13 Oca 2011

Haksız olan kim?


Haksız olan kim?
 
   Hayvanlarla ilgili sorunların, eleştirilerin, konuyu bilen bilmeyen herkesin ağzında olduğunu görüyorum. Aman Allah ortalık toz duman; birbirlerini suçlamalar, atışmalar ve hatta mahkemelik durumlar, bu hal sadece hayvanı sevenle sevmeyenler arasında değil ne yazık ki. Hayvan korumacılar da kendi aralarında fraksiyonlara ayrılmışlar! Evet, acı ama böyle.
   Birileri kalkıp hayvan sorunlarını dünya çapında eleştirmeye, bu bağlamda Peta gibi örgütlere başvurmayı savunuyor bir diğeri de ülkemizde kendi kendimize çözüm bulmalıyız diyor. Birileri aşıla kışırlaştır sal diyor diğer grupsa kısırlaştırma soykırımdır diye haykırıyor. Bir gurup hayvanların özgür ortamda yaşamasını yeğlerken diğerleri korunaklı barınaklar diyor.
   Daha neler neler; mesela hayvan haklarını korumada kurumlarla olan yazışmaların içeriği, üslubu konusu büyük ayrışmalara, kavgalara yol açıyor; kimi çok sert yazıyorsun öyle olmaz derken diğer bir kesim onlar ancak bu dilden anlar diyor. Barınakların nasıl olmaları gerektiği konusu da bir ayrı münakaşa konusu.
   Hayvan korumacılar adlarını başka başka şekillere de dönüştürüyorlar. Neyse işte ben yine herkesin bildiği gibi, senelerin alışkanlığı hayvanseverler diyeyim. Kendi aralarında böyle dövüşüp dururken, öte yanda hayvan sevmezler, hatta hayvan düşmanları bu gruptaki herkese bayrak açmış durumda.

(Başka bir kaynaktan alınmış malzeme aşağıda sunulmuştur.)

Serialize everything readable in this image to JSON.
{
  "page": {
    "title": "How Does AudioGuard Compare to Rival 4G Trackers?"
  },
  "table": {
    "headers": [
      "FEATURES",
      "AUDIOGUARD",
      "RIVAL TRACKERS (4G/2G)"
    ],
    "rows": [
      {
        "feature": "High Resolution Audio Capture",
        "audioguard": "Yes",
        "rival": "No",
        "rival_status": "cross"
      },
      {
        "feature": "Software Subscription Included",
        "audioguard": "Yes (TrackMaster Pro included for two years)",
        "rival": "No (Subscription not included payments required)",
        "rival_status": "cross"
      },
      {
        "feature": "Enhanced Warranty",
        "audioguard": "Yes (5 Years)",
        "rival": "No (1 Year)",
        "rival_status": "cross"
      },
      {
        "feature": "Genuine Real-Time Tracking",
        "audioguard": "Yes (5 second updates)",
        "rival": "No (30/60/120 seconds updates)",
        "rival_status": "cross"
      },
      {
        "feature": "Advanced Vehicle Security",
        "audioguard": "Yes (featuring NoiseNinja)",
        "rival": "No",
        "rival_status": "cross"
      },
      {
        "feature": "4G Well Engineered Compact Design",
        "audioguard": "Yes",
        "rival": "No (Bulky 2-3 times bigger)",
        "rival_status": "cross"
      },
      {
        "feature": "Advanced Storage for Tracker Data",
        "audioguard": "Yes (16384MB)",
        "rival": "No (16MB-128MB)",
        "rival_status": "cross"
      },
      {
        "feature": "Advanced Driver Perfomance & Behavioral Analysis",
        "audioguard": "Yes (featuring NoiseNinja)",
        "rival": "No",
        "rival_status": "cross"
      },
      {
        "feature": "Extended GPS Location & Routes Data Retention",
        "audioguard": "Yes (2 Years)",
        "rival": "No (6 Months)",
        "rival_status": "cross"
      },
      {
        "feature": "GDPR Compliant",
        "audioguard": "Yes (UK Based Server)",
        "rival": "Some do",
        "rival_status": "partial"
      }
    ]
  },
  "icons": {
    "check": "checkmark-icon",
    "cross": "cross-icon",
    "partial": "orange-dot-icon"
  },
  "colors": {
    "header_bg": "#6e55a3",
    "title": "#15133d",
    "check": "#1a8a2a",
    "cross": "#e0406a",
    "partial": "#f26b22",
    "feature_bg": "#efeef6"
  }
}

   Dışarıda bir kuytu köşede bir garibe yem vermeye kalksanız türlü tehdit hatta hakaretle karşılaşıyorsunuz, apartmanınızın bahçesinde iki kediciğe kol kanat gerseniz yönetim kurullarına şikayetler, belediyelerden yeterince yüz bulamazlarsa kendileri fare zehirleriyle, sopalarla, dayakla, taşla başlarını ezerek itlaf yapanlar…
 
   Bir toz duman, bir arbede, hiç bitmeyen hiç bitmeyecekmiş gibi görünen savaş. Hayvan karşıtları canların yaşam haklarına karşı “insan hakkı” diye çıkıyor; “bizim çocuğumuz okuluna gidemiyor, bizim hakkımız ne oluyor, kedilere verdiğiniz yemekler sinek yapıyor, aşk çağrıları geceleri uykumuzu bölüyor”. Yok mikroptu yok kuduz tehlikesiydi.. Söylemeyi istedikten sonra söylenecek şeyler çok bulunur di mi?

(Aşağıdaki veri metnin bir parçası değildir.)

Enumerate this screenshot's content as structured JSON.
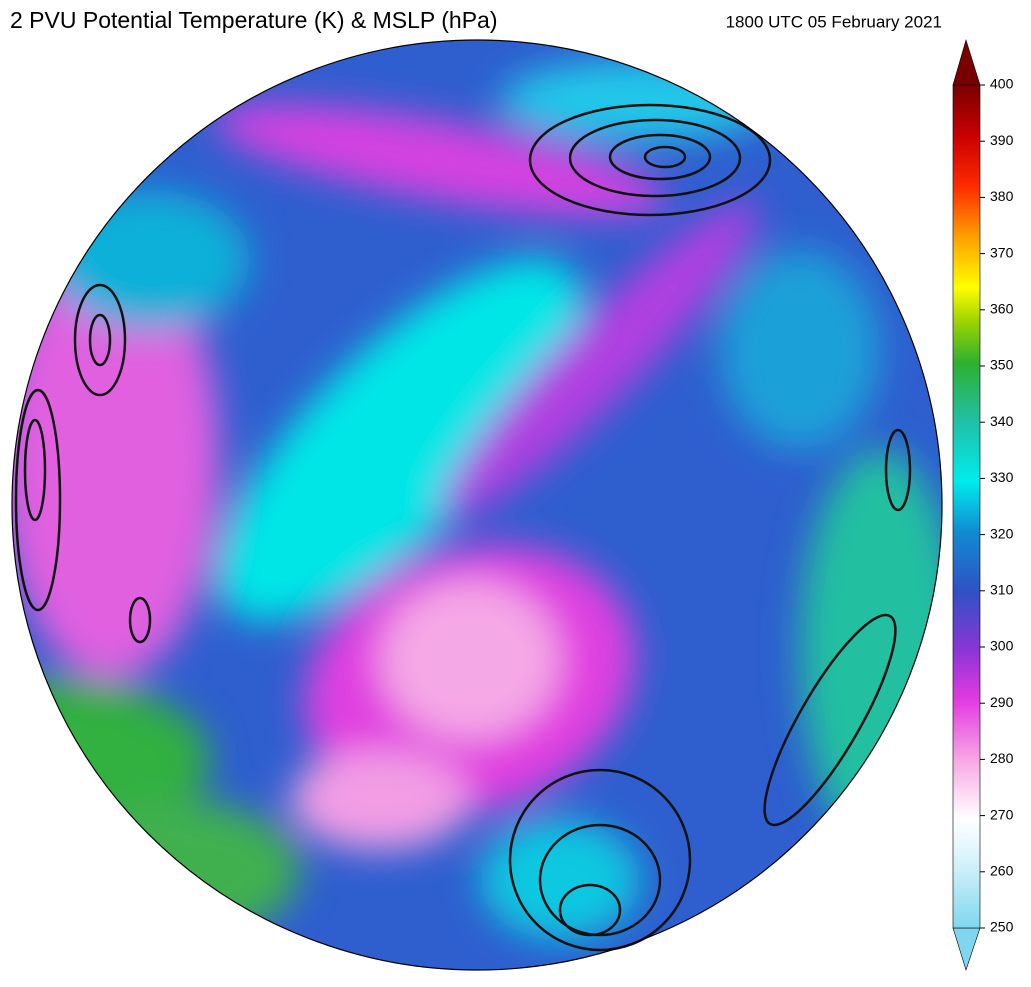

   Günlerdir gecelerdir düşünüyorum, hayatım boyunca canların yaşam haklarını savunmuş birisi olarak acaba demeğe başladım nedir, kimdir yanlış olan? Ben bu kadar hararetle bu canların yaşam haklarını savunurken ıskaladığım gözümden kaçırdığım şeyler oluyor mu acaba? Gerçek doğru, gerçek haklı kim?
   Herkes yaşamak istiyor; insanlar da sokaklarda, istekleri dışında dünyaya gelmiş o kediler, köpekler hatta ve hatta yaban hayattaki kuşlar, ayılar, sincaplar, çakallar, tilkiler, kurtlar da. Bu ortak yaşam isteğine ortak bir çözüm bulunamaz mı? Herkesi memnun eden, kimsenin kimseden şikayet etmeyeceği, toplumu ayrıştırmalara götürmeyecek bir çözüm, bu o kadar zor mu? Ya da bunun böyle zorlaştırılmasından birileri mutlu olmakta ve hatta hatta menfaat mi sağlamakta?
   İnsan zekası nelere çözüm üretmiş,  bunu mu çözümleyemiyor? Kim haklı, kim haksız? Ben kendimce bazı sorularımın yanıtlarını buldum. İnsanların hepsi de haklı(!) Hayvanı seven de sevmeyen de, hayvan sevenlerin içindeki ayrışık gibi duran tüm guruplar da haklı(!) Haksız olan tek canlı “HAYVANLAR”(!). İstekleri dışı dünyaya gelmekle, yaşama isteklerine çare bulamamakla haksızlar. Onun için onları mahkum etmeli, ortalığı onlardan temizlemeli, var mı sorunun başka çözüm yolu?